Tuesday 28 March 2017

GAA chief Duffy says 'No' to introduction of television match officials

GAA director-general Páraic Duffy Photo: Sportsfile
GAA director-general Páraic Duffy Photo: Sportsfile
Donnchadh Boyle

Donnchadh Boyle

GAA director-general Páraic Duffy is against the introduction of a TV match official to help officials make controversial decisions despite inter-county referees making it clear they would be in favour of such a move.

The possibility of using the technology came into the spotlight after a number of controversial incidents, including the decision to award a penalty to Mayo and Aidan O'Shea in their Qualifier clash with Fermanagh last weekend.

Read More: It didn't start with Aidan O'Shea : 6 other times 'diving' was an issue in Gaelic football

And while late last year referees' chief Sean Walsh stated he could see the move "being a great help" to officials, the Monaghan native isn't in favour such a change.

"I watch an awful lot of sport, I watch rugby and American football," said Duffy, who was speaking at the announcement that the GAA had secured €2.4m in funding from Sport Ireland which will be aimed at the promotion of Gaelic Games among young people.

"They go back to these people to check angles and where does it end? This was a penalty incident. But do you show videos again for other fouls further out the field? Do you do it in terms of sendings-off? Where does it end? I think it would completely and totally distort the game.

Extreme

"I think that would be an absolutely extreme solution and I wouldn't be in favour of that.

"In this case it's being advocated around a penalty. Do you advocate it around a sending-off? Is it a black card or is it not? Is it a red or a yellow? Is it inside the box or outside the box? If it's a foul? Where does it end?

"I watch American football, I watch rugby, there are constant stoppages. Our games are games that flow, they are not stop-start games. I personally wouldn't be in favour of that."

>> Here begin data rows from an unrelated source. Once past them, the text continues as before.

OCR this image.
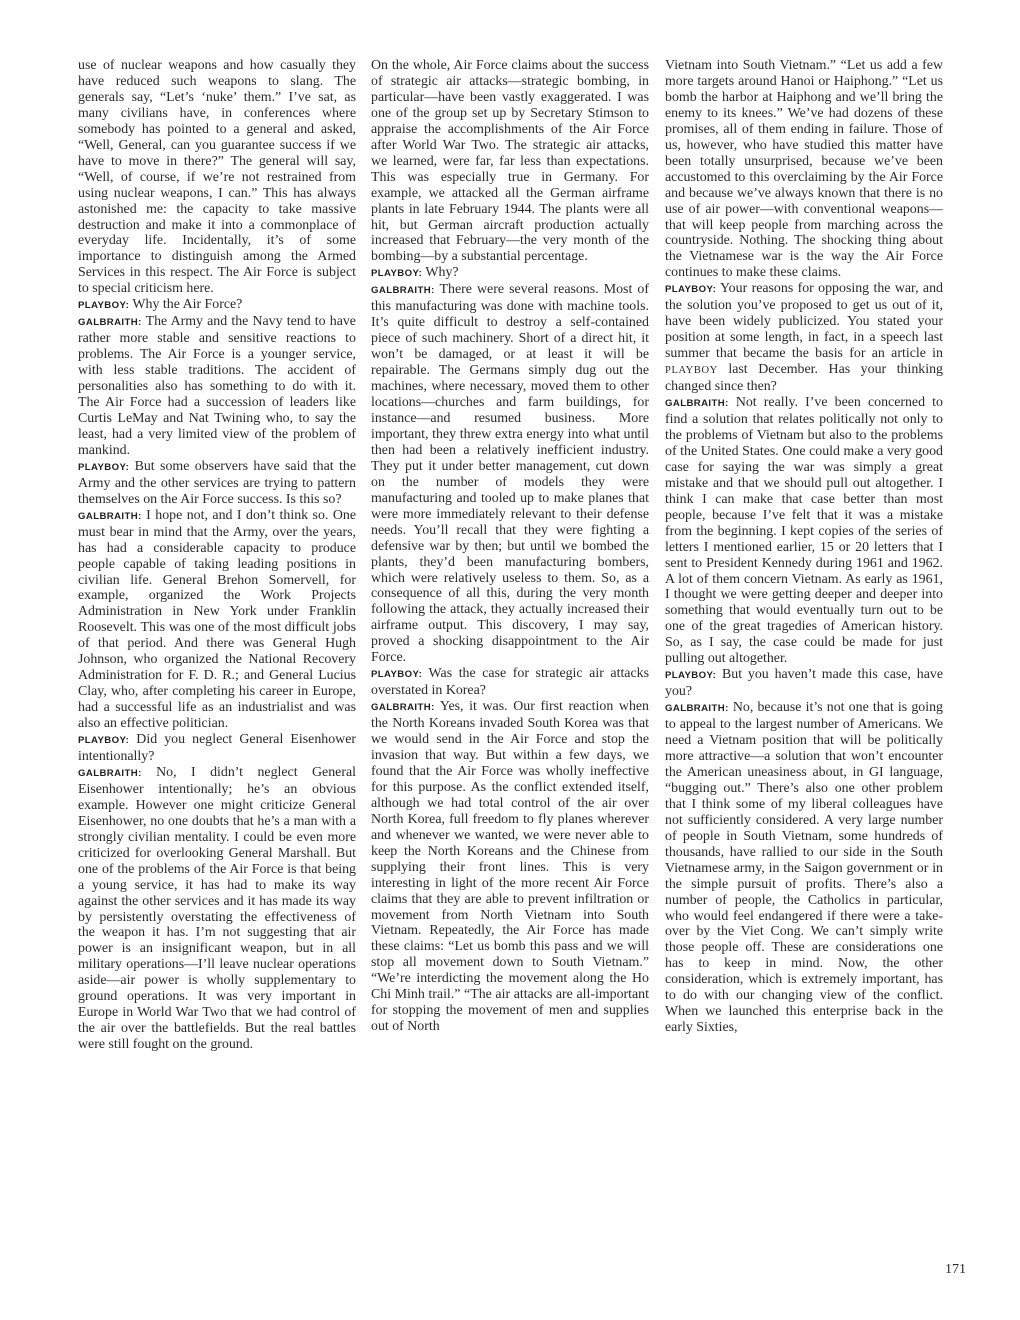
use of nuclear weapons and how casually they have reduced such weapons to slang. The generals say, “Let’s ‘nuke’ them.” I’ve sat, as many civilians have, in conferences where somebody has pointed to a general and asked, “Well, General, can you guarantee success if we have to move in there?” The general will say, “Well, of course, if we’re not restrained from using nuclear weapons, I can.” This has always astonished me: the capacity to take massive destruction and make it into a commonplace of everyday life. Incidentally, it’s of some importance to distinguish among the Armed Services in this respect. The Air Force is subject to special criticism here.

PLAYBOY: Why the Air Force?

GALBRAITH: The Army and the Navy tend to have rather more stable and sensitive reactions to problems. The Air Force is a younger service, with less stable traditions. The accident of personalities also has something to do with it. The Air Force had a succession of leaders like Curtis LeMay and Nat Twining who, to say the least, had a very limited view of the problem of mankind.

PLAYBOY: But some observers have said that the Army and the other services are trying to pattern themselves on the Air Force success. Is this so?

GALBRAITH: I hope not, and I don’t think so. One must bear in mind that the Army, over the years, has had a considerable capacity to produce people capable of taking leading positions in civilian life. General Brehon Somervell, for example, organized the Work Projects Administration in New York under Franklin Roosevelt. This was one of the most difficult jobs of that period. And there was General Hugh Johnson, who organized the National Recovery Administration for F. D. R.; and General Lucius Clay, who, after completing his career in Europe, had a successful life as an industrialist and was also an effective politician.

PLAYBOY: Did you neglect General Eisenhower intentionally?

GALBRAITH: No, I didn’t neglect General Eisenhower intentionally; he’s an obvious example. However one might criticize General Eisenhower, no one doubts that he’s a man with a strongly civilian mentality. I could be even more criticized for overlooking General Marshall. But one of the problems of the Air Force is that being a young service, it has had to make its way against the other services and it has made its way by persistently overstating the effectiveness of the weapon it has. I’m not suggesting that air power is an insignificant weapon, but in all military operations—I’ll leave nuclear operations aside—air power is wholly supplementary to ground operations. It was very important in Europe in World War Two that we had control of the air over the battlefields. But the real battles were still fought on the ground.

On the whole, Air Force claims about the success of strategic air attacks—strategic bombing, in particular—have been vastly exaggerated. I was one of the group set up by Secretary Stimson to appraise the accomplishments of the Air Force after World War Two. The strategic air attacks, we learned, were far, far less than expectations. This was especially true in Germany. For example, we attacked all the German airframe plants in late February 1944. The plants were all hit, but German aircraft production actually increased that February—the very month of the bombing—by a substantial percentage.

PLAYBOY: Why?

GALBRAITH: There were several reasons. Most of this manufacturing was done with machine tools. It’s quite difficult to destroy a self-contained piece of such machinery. Short of a direct hit, it won’t be damaged, or at least it will be repairable. The Germans simply dug out the machines, where necessary, moved them to other locations—churches and farm buildings, for instance—and resumed business. More important, they threw extra energy into what until then had been a relatively inefficient industry. They put it under better management, cut down on the number of models they were manufacturing and tooled up to make planes that were more immediately relevant to their defense needs. You’ll recall that they were fighting a defensive war by then; but until we bombed the plants, they’d been manufacturing bombers, which were relatively useless to them. So, as a consequence of all this, during the very month following the attack, they actually increased their airframe output. This discovery, I may say, proved a shocking disappointment to the Air Force.

PLAYBOY: Was the case for strategic air attacks overstated in Korea?

GALBRAITH: Yes, it was. Our first reaction when the North Koreans invaded South Korea was that we would send in the Air Force and stop the invasion that way. But within a few days, we found that the Air Force was wholly ineffective for this purpose. As the conflict extended itself, although we had total control of the air over North Korea, full freedom to fly planes wherever and whenever we wanted, we were never able to keep the North Koreans and the Chinese from supplying their front lines. This is very interesting in light of the more recent Air Force claims that they are able to prevent infiltration or movement from North Vietnam into South Vietnam. Repeatedly, the Air Force has made these claims: “Let us bomb this pass and we will stop all movement down to South Vietnam.” “We’re interdicting the movement along the Ho Chi Minh trail.” “The air attacks are all-important for stopping the movement of men and supplies out of North

Vietnam into South Vietnam.” “Let us add a few more targets around Hanoi or Haiphong.” “Let us bomb the harbor at Haiphong and we’ll bring the enemy to its knees.” We’ve had dozens of these promises, all of them ending in failure. Those of us, however, who have studied this matter have been totally unsurprised, because we’ve been accustomed to this overclaiming by the Air Force and because we’ve always known that there is no use of air power—with conventional weapons—that will keep people from marching across the countryside. Nothing. The shocking thing about the Vietnamese war is the way the Air Force continues to make these claims.

PLAYBOY: Your reasons for opposing the war, and the solution you’ve proposed to get us out of it, have been widely publicized. You stated your position at some length, in fact, in a speech last summer that became the basis for an article in PLAYBOY last December. Has your thinking changed since then?

GALBRAITH: Not really. I’ve been concerned to find a solution that relates politically not only to the problems of Vietnam but also to the problems of the United States. One could make a very good case for saying the war was simply a great mistake and that we should pull out altogether. I think I can make that case better than most people, because I’ve felt that it was a mistake from the beginning. I kept copies of the series of letters I mentioned earlier, 15 or 20 letters that I sent to President Kennedy during 1961 and 1962. A lot of them concern Vietnam. As early as 1961, I thought we were getting deeper and deeper into something that would eventually turn out to be one of the great tragedies of American history. So, as I say, the case could be made for just pulling out altogether.

PLAYBOY: But you haven’t made this case, have you?

GALBRAITH: No, because it’s not one that is going to appeal to the largest number of Americans. We need a Vietnam position that will be politically more attractive—a solution that won’t encounter the American uneasiness about, in GI language, “bugging out.” There’s also one other problem that I think some of my liberal colleagues have not sufficiently considered. A very large number of people in South Vietnam, some hundreds of thousands, have rallied to our side in the South Vietnamese army, in the Saigon government or in the simple pursuit of profits. There’s also a number of people, the Catholics in particular, who would feel endangered if there were a take-over by the Viet Cong. We can’t simply write those people off. These are considerations one has to keep in mind. Now, the other consideration, which is extremely important, has to do with our changing view of the conflict. When we launched this enterprise back in the early Sixties,

171
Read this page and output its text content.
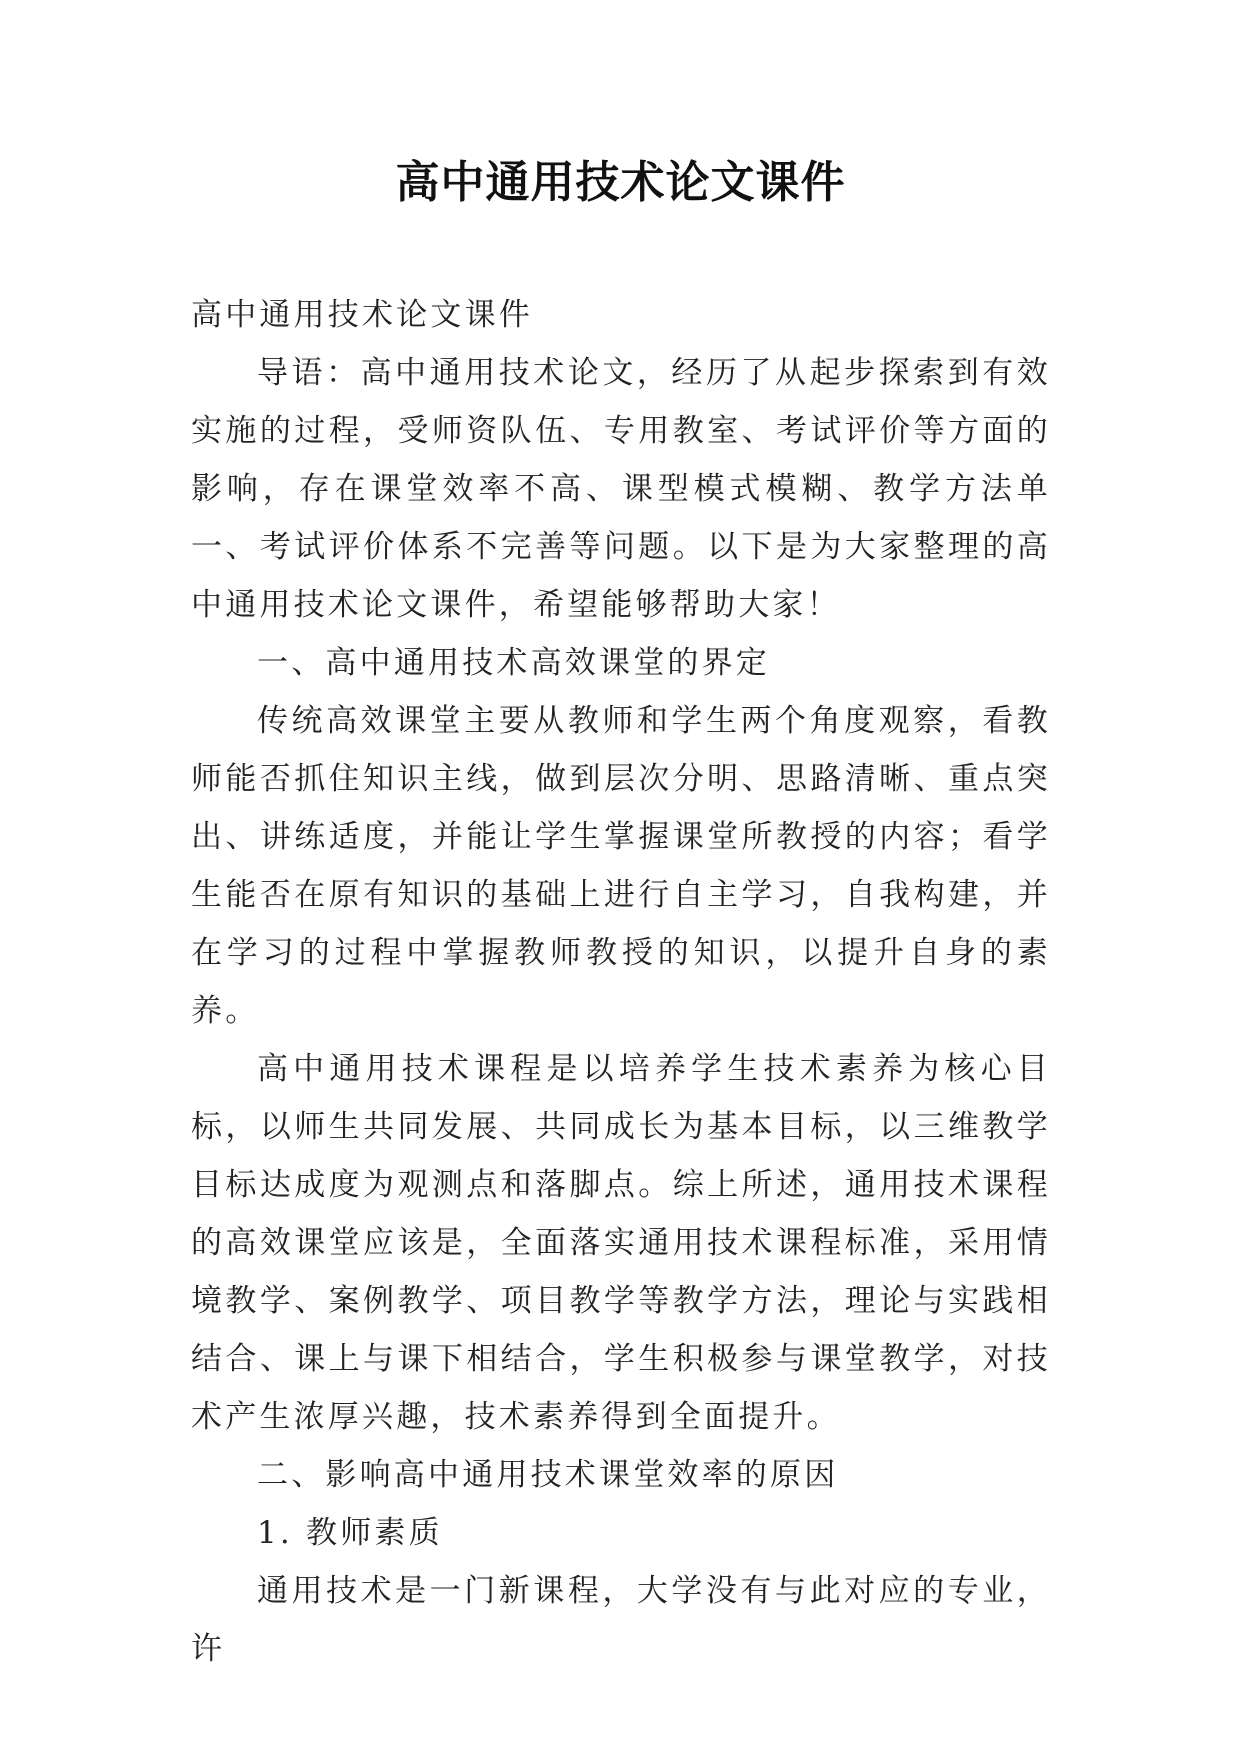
高中通用技术论文课件

高中通用技术论文课件

导语：高中通用技术论文，经历了从起步探索到有效实施的过程，受师资队伍、专用教室、考试评价等方面的影响，存在课堂效率不高、课型模式模糊、教学方法单一、考试评价体系不完善等问题。以下是为大家整理的高中通用技术论文课件，希望能够帮助大家！

一、高中通用技术高效课堂的界定

传统高效课堂主要从教师和学生两个角度观察，看教师能否抓住知识主线，做到层次分明、思路清晰、重点突出、讲练适度，并能让学生掌握课堂所教授的内容；看学生能否在原有知识的基础上进行自主学习，自我构建，并在学习的过程中掌握教师教授的知识，以提升自身的素养。

高中通用技术课程是以培养学生技术素养为核心目标，以师生共同发展、共同成长为基本目标，以三维教学目标达成度为观测点和落脚点。综上所述，通用技术课程的高效课堂应该是，全面落实通用技术课程标准，采用情境教学、案例教学、项目教学等教学方法，理论与实践相结合、课上与课下相结合，学生积极参与课堂教学，对技术产生浓厚兴趣，技术素养得到全面提升。

二、影响高中通用技术课堂效率的原因

1. 教师素质

通用技术是一门新课程，大学没有与此对应的专业，许
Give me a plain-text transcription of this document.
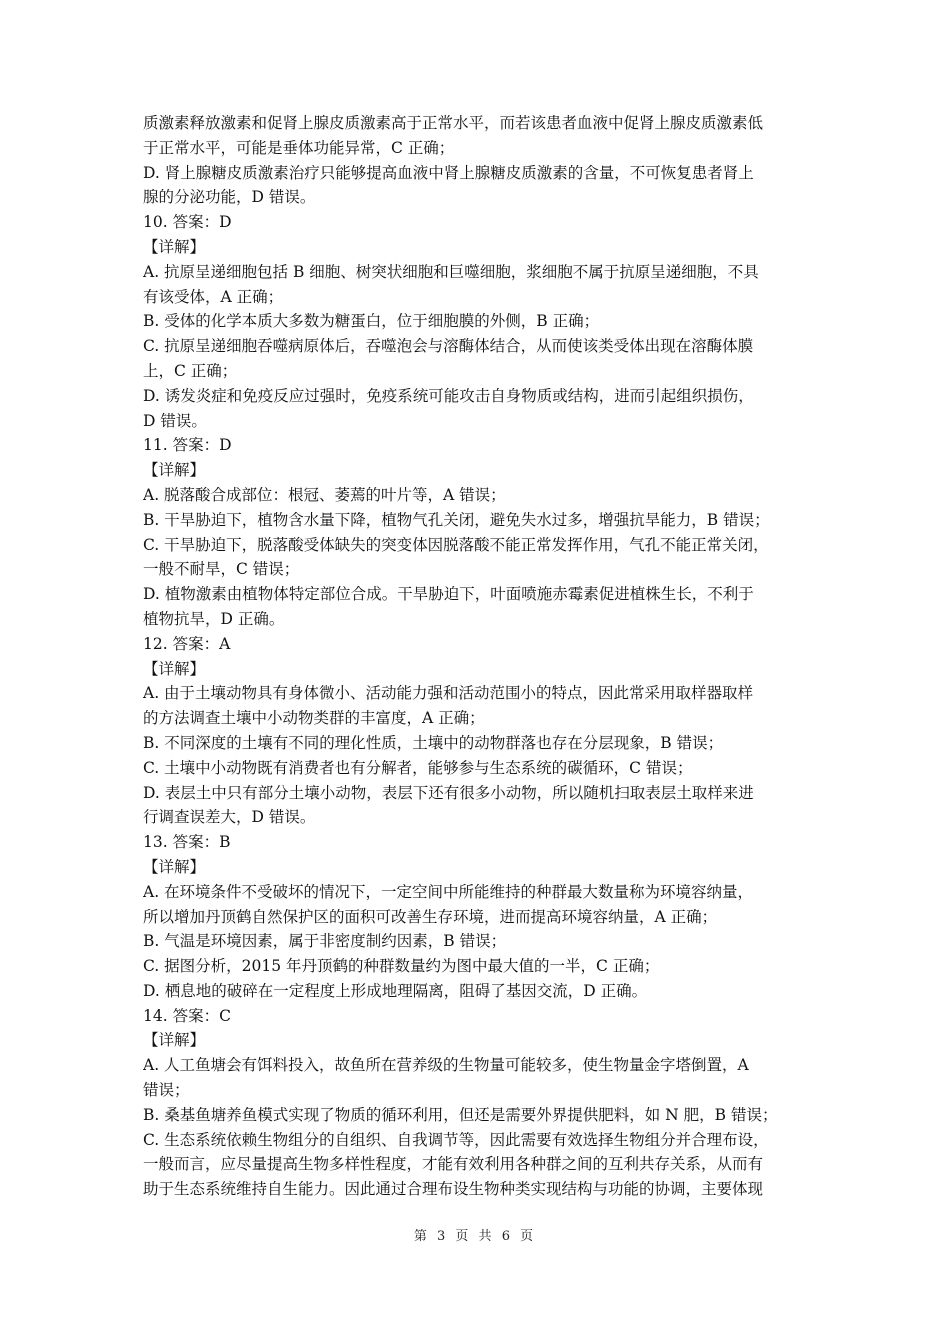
质激素释放激素和促肾上腺皮质激素高于正常水平，而若该患者血液中促肾上腺皮质激素低
于正常水平，可能是垂体功能异常，C 正确；
D. 肾上腺糖皮质激素治疗只能够提高血液中肾上腺糖皮质激素的含量，不可恢复患者肾上
腺的分泌功能，D 错误。
10. 答案：D
【详解】
A. 抗原呈递细胞包括 B 细胞、树突状细胞和巨噬细胞，浆细胞不属于抗原呈递细胞，不具
有该受体，A 正确；
B. 受体的化学本质大多数为糖蛋白，位于细胞膜的外侧，B 正确；
C. 抗原呈递细胞吞噬病原体后，吞噬泡会与溶酶体结合，从而使该类受体出现在溶酶体膜
上，C 正确；
D. 诱发炎症和免疫反应过强时，免疫系统可能攻击自身物质或结构，进而引起组织损伤，
D 错误。
11. 答案：D
【详解】
A. 脱落酸合成部位：根冠、萎蔫的叶片等，A 错误；
B. 干旱胁迫下，植物含水量下降，植物气孔关闭，避免失水过多，增强抗旱能力，B 错误；
C. 干旱胁迫下，脱落酸受体缺失的突变体因脱落酸不能正常发挥作用，气孔不能正常关闭，
一般不耐旱，C 错误；
D. 植物激素由植物体特定部位合成。干旱胁迫下，叶面喷施赤霉素促进植株生长，不利于
植物抗旱，D 正确。
12. 答案：A
【详解】
A. 由于土壤动物具有身体微小、活动能力强和活动范围小的特点，因此常采用取样器取样
的方法调查土壤中小动物类群的丰富度，A 正确；
B. 不同深度的土壤有不同的理化性质，土壤中的动物群落也存在分层现象，B 错误；
C. 土壤中小动物既有消费者也有分解者，能够参与生态系统的碳循环，C 错误；
D. 表层土中只有部分土壤小动物，表层下还有很多小动物，所以随机扫取表层土取样来进
行调查误差大，D 错误。
13. 答案：B
【详解】
A. 在环境条件不受破坏的情况下，一定空间中所能维持的种群最大数量称为环境容纳量，
所以增加丹顶鹤自然保护区的面积可改善生存环境，进而提高环境容纳量，A 正确；
B. 气温是环境因素，属于非密度制约因素，B 错误；
C. 据图分析，2015 年丹顶鹤的种群数量约为图中最大值的一半，C 正确；
D. 栖息地的破碎在一定程度上形成地理隔离，阻碍了基因交流，D 正确。
14. 答案：C
【详解】
A. 人工鱼塘会有饵料投入，故鱼所在营养级的生物量可能较多，使生物量金字塔倒置，A
错误；
B. 桑基鱼塘养鱼模式实现了物质的循环利用，但还是需要外界提供肥料，如 N 肥，B 错误；
C. 生态系统依赖生物组分的自组织、自我调节等，因此需要有效选择生物组分并合理布设，
一般而言，应尽量提高生物多样性程度，才能有效利用各种群之间的互利共存关系，从而有
助于生态系统维持自生能力。因此通过合理布设生物种类实现结构与功能的协调，主要体现
第 3 页 共 6 页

Duffy also stated that the GAA will likely look to scrap replays after a number of them clogged up the calendar and forced teams into one-week turnarounds.

A motion to do away with replays was narrowly defeated at Congress earlier this year.

"I just feel if we are going to address this whole fixtures issue we'll have to revisit this.

"It is something we'll deal with at the end of summer again, I'm sure. I'm sure the Connacht and Ulster Councils will say thank God for replays because financially they're good.

"Personally, the financial reason is the only reason you can give. In terms of players, equity, rest and the fixtures programme, I think they (replays) are a problem. We came forward to Congress with a very modest proposal. It had majority support, I think it's important to say that, but it didn't have two-thirds ... it has to be looked at again and see if we can reach some sort of consensus on it."